Chill Out Over Change

Change is always hard. (And yes, I’m still a bit kerfluffled about the editor change. I’ll get over it.)

But as difficult as an actual change may be, why is it that so often its mere suggestion can turn normally rational people into knee-jerk reactionaries?

At some point last year, the FF&P group I’m in (and currently the webmaster for. Sort of. Not for much longer), decided to take a look at the Yahoo mailing list we were using. FF&P has over 600 members – and that can lead to a *lot* of email messages, even on digest. Plus, we were getting some complaints via private emails that not everyone was happy with the way things were becoming so social. We had a lot of discussion about what constituted “promo” – i.e. the posts that continually shout out to the members to go read blogs/buy my book/use this service. (In some ways this is like preaching to the choir – we’re all writers…so we’re not really your audience.).

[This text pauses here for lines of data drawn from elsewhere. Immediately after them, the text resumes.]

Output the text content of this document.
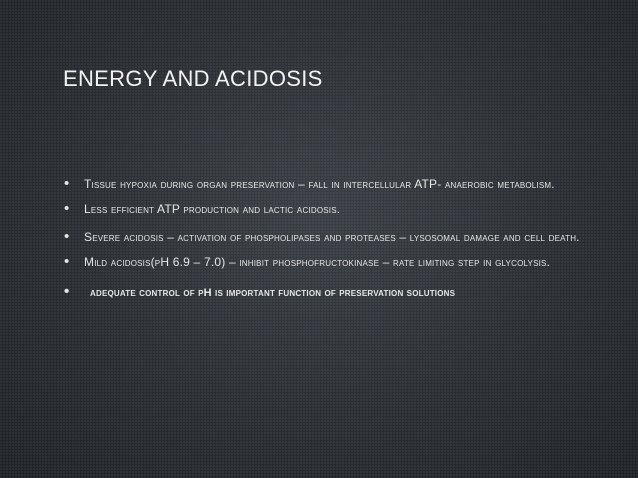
ENERGY AND ACIDOSIS
• Tissue hypoxia during organ preservation – fall in intercellular ATP- anaerobic metabolism.
• Less efficient ATP production and lactic acidosis.
• Severe acidosis – activation of phospholipases and proteases – lysosomal damage and cell death.
• Mild acidosis(pH 6.9 – 7.0) – inhibit phosphofructokinase – rate limiting step in glycolysis.
• adequate control of pH is important function of preservation solutions
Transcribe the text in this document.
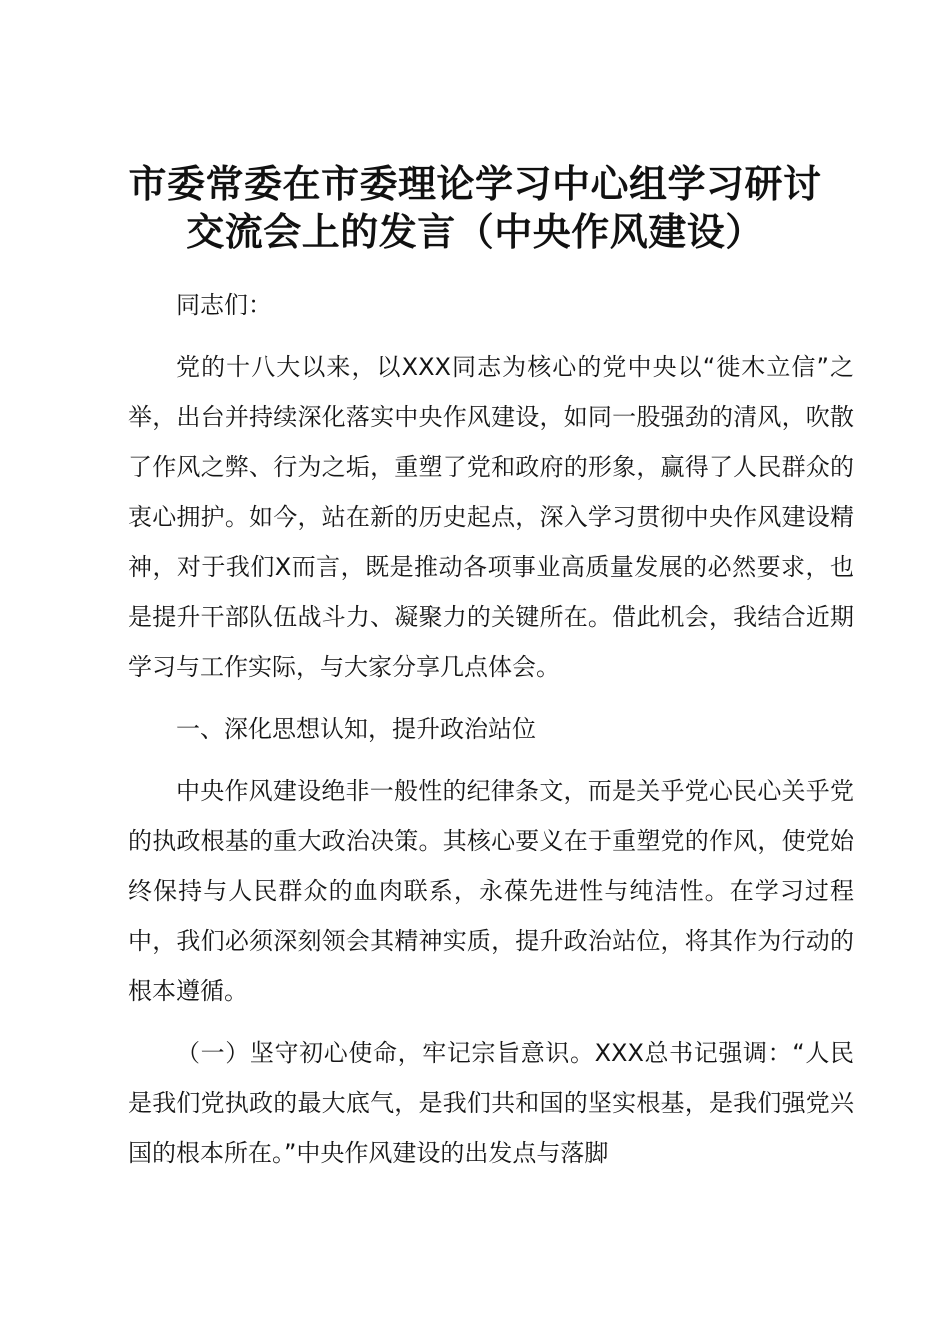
市委常委在市委理论学习中心组学习研讨交流会上的发言（中央作风建设）

同志们：

党的十八大以来，以XXX同志为核心的党中央以“徙木立信”之举，出台并持续深化落实中央作风建设，如同一股强劲的清风，吹散了作风之弊、行为之垢，重塑了党和政府的形象，赢得了人民群众的衷心拥护。如今，站在新的历史起点，深入学习贯彻中央作风建设精神，对于我们X而言，既是推动各项事业高质量发展的必然要求，也是提升干部队伍战斗力、凝聚力的关键所在。借此机会，我结合近期学习与工作实际，与大家分享几点体会。

一、深化思想认知，提升政治站位

中央作风建设绝非一般性的纪律条文，而是关乎党心民心关乎党的执政根基的重大政治决策。其核心要义在于重塑党的作风，使党始终保持与人民群众的血肉联系，永葆先进性与纯洁性。在学习过程中，我们必须深刻领会其精神实质，提升政治站位，将其作为行动的根本遵循。

（一）坚守初心使命，牢记宗旨意识。XXX总书记强调：“人民是我们党执政的最大底气，是我们共和国的坚实根基，是我们强党兴国的根本所在。”中央作风建设的出发点与落脚
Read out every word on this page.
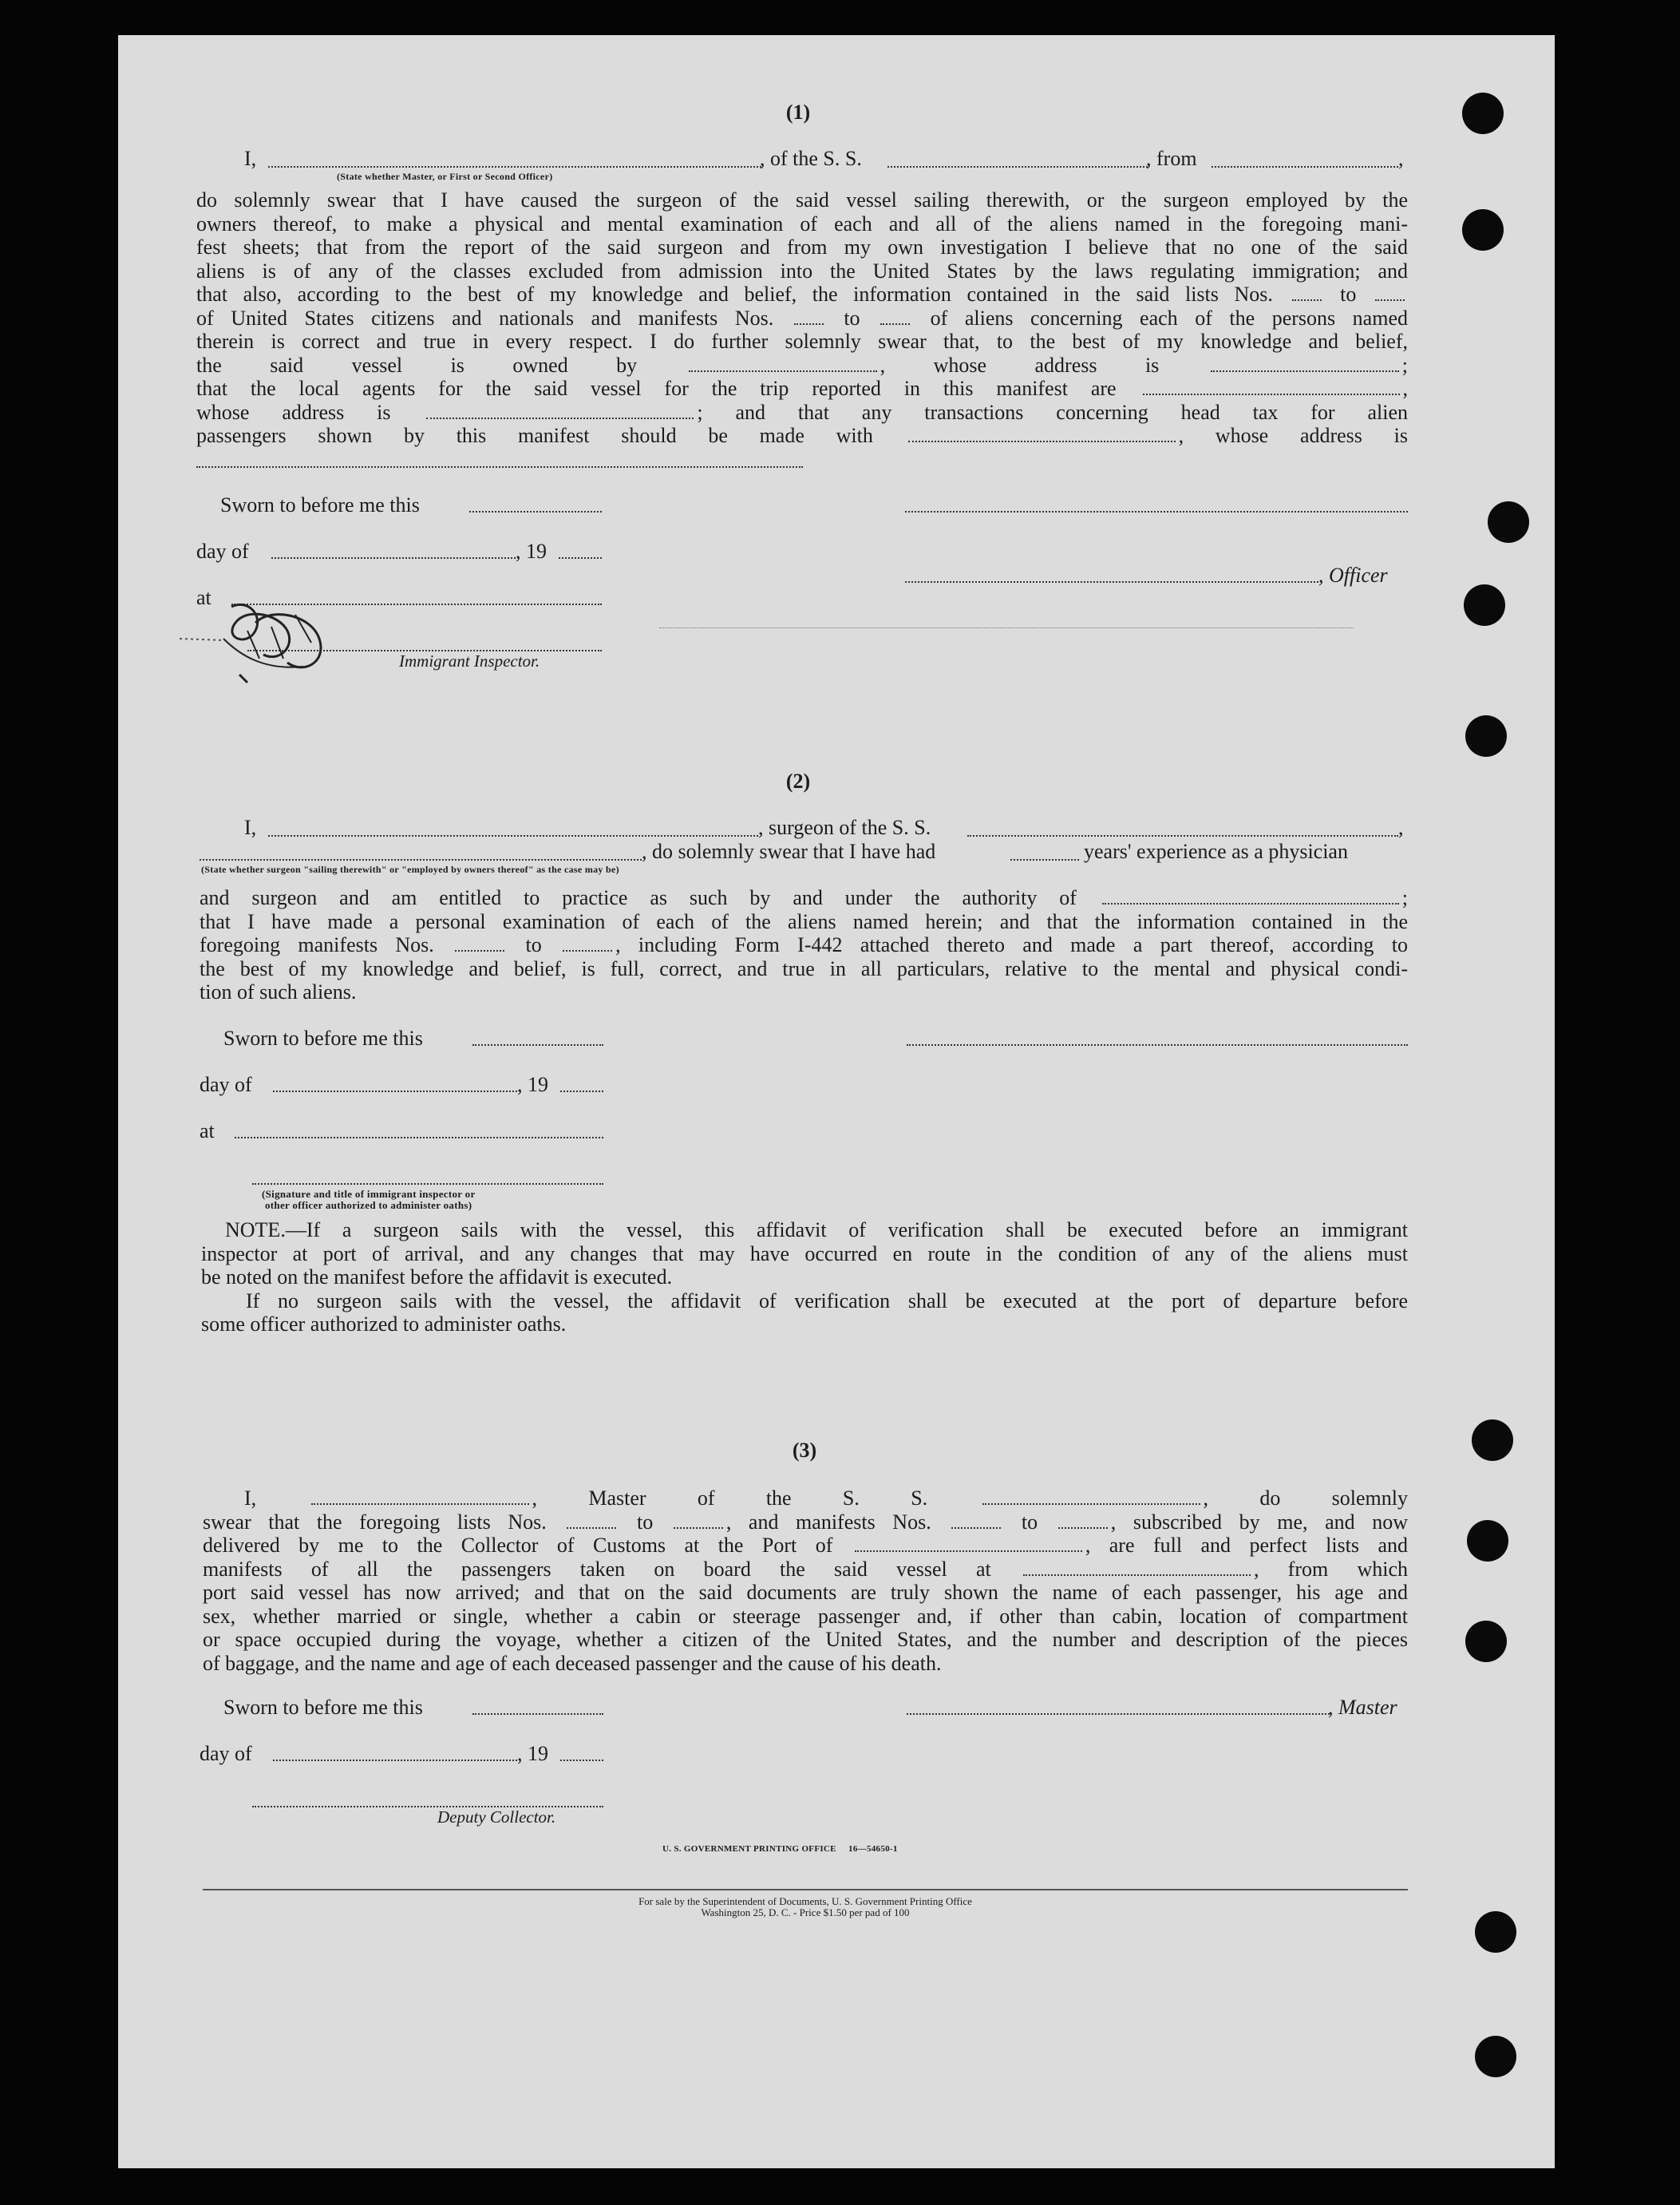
(1)
I,	, of the S. S.	, from	,
(State whether Master, or First or Second Officer)
do solemnly swear that I have caused the surgeon of the said vessel sailing therewith, or the surgeon employed by the
owners thereof, to make a physical and mental examination of each and all of the aliens named in the foregoing mani-
fest sheets; that from the report of the said surgeon and from my own investigation I believe that no one of the said
aliens is of any of the classes excluded from admission into the United States by the laws regulating immigration; and
that also, according to the best of my knowledge and belief, the information contained in the said lists Nos.  to
of United States citizens and nationals and manifests Nos.  to  of aliens concerning each of the persons named
therein is correct and true in every respect. I do further solemnly swear that, to the best of my knowledge and belief,
the said vessel is owned by	, whose address is	;
that the local agents for the said vessel for the trip reported in this manifest are	,
whose address is	; and that any transactions concerning head tax for alien
passengers shown by this manifest should be made with	, whose address is
Sworn to before me this
day of	, 19
, Officer
at
Immigrant Inspector.
(2)
I,	, surgeon of the S. S.	,
, do solemnly swear that I have had	years' experience as a physician
(State whether surgeon "sailing therewith" or "employed by owners thereof" as the case may be)
and surgeon and am entitled to practice as such by and under the authority of	;
that I have made a personal examination of each of the aliens named herein; and that the information contained in the
foregoing manifests Nos.	to	, including Form I-442 attached thereto and made a part thereof, according to
the best of my knowledge and belief, is full, correct, and true in all particulars, relative to the mental and physical condi-
tion of such aliens.
Sworn to before me this
day of	, 19
at
(Signature and title of immigrant inspector or
other officer authorized to administer oaths)
NOTE.—If a surgeon sails with the vessel, this affidavit of verification shall be executed before an immigrant
inspector at port of arrival, and any changes that may have occurred en route in the condition of any of the aliens must
be noted on the manifest before the affidavit is executed.
If no surgeon sails with the vessel, the affidavit of verification shall be executed at the port of departure before
some officer authorized to administer oaths.
(3)
I,	, Master of the S. S.	, do solemnly
swear that the foregoing lists Nos.	to	, and manifests Nos.	to	, subscribed by me, and now
delivered by me to the Collector of Customs at the Port of	, are full and perfect lists and
manifests of all the passengers taken on board the said vessel at	, from which
port said vessel has now arrived; and that on the said documents are truly shown the name of each passenger, his age and
sex, whether married or single, whether a cabin or steerage passenger and, if other than cabin, location of compartment
or space occupied during the voyage, whether a citizen of the United States, and the number and description of the pieces
of baggage, and the name and age of each deceased passenger and the cause of his death.
Sworn to before me this	, Master
day of	, 19
Deputy Collector.
U. S. GOVERNMENT PRINTING OFFICE     16—54650-1
For sale by the Superintendent of Documents, U. S. Government Printing Office
Washington 25, D. C. - Price $1.50 per pad of 100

Craft and writing messages were either stagnating or getting lost. Suggestions of moving things to a forum several months before that had led to complete anarchy.

So a separate committee was formed to look at the problem and attempt to come with new rules – better headers, less promo, scheduled days for certain announcements, etc.. We didn’t know if any of these would work, but in the interest of trying to make people happy, we decided to implement the new rules for a month and then revisit.

A month, mind.

People freaked out. Immediately there was a rush of people announcing the loop was no longer friendly, that they were too afraid to post (because, clearly, the cost of accidentally posting the wrong thing was one of us hunting down and killing your babies), the rules were too hard to remember. Arguments ranged over the fact that some people like all the extra off-topic posts, to the frustration of having to scroll through hundreds of messages via digest, to complete indifference. People swore they would leave. That they would make their own loops where people could do whatever they wanted. Discussions got very heated all the way around.

Keep in mind this is a mailing list. Not health care. Not gun control. Nothing religious or political or anything of any real serious merit. A mailing list. Where grown-up people are supposed to be able to discuss things dealing with writing, specifically pertaining to Fantasy, Futuristic or Paranormal subjects.

What frustrated me most at that time was that the people who had been so vocal to us behind the scenes about wanting the changes sat there and said nothing. It made the board look like asshats who had just arbitrarily made these changes without consideration or contemplation, something that couldn’t have been further from the truth. We were volunteers, simply trying to solve a problem. And we got raked across the coals for daring to shake up the status quo.

In the end, the rules went right back to the way they were. We took a poll and a very small majority voted for it, and that was that. The masses had spoken.

Which is the way it should be. Majority rules, after all.

And I’ve never had an issue with that. People like what they like and they certainly should be allowed to express that. My biggest beef was the complete and utter melt down at the mere suggestion that we *try* something different. Just to see. Nothing permanent. Not some mandate from heaven dictating that the very fabric of your life is going to change because you suddenly aren’t getting a shit-stack of Off-Topic messages about dead pets on your iPhone.  (And not saying there’s not a place or time for that – just saying that in the grand scheme of things, this is very small potatoes.)

At any rate, I’d put it all behind me. The rest of the board pretty much decided we’d wasted enough time on the subject and the next round of volunteers can certainly attempt to fix the issue, if there’s even an issue to fix.

However, I’m in several other writing groups as well – and another one has recently announced they’d like to do the same sort of thing for their own members – only instead of reworking the loop, they’d like to actually look at automating everything from membership to on-line payments, to chats to the creation of an online forum to help better organize the messages. (I’m not on this board, btw – merely a spectator). Said group has over 400 members and everything thus far has been manual – i.e. membership renewals apparently take 3 months, so obviously something has to be done or the group will probably fold. Again – volunteers take the brunt of the work simply because they love and want to support their fellow members.)

Once again, the mere announcement that the board was looking at some of these things sparked a near panic. Cries of how much forums suck. I’m leaving. I’m making my own mailing list. Why can’t we just leave things the way they are?

And I just shake my head.

Once again, the volunteers attempt to do something to help a stagnating group and they get shit on…and most of the time the people who bitch the loudest never offer their own time or suggestions. And I get we’re all so busy. Too busy to go to a forum to find a message, but not too busy to scroll through 300 emails. Sure. Okay. (And that’s not to say I’m on board with all forums – some work, some don’t. But sheesh.)

I don’t get it at all and I know this post is now entirely too long and ranty for a Friday, but it’s been weighing on me pretty heavily. I ended up emailing a board member of this particular group to give them a heads up for what they were in for and she was so grateful that it wasn’t something *she* had done. She was miserable thinking she had possibly made so many people unhappy by a simple *suggestion.*

And I have no answer for her at all. People are creatures of habit.

On the other hand, evolution also has its place.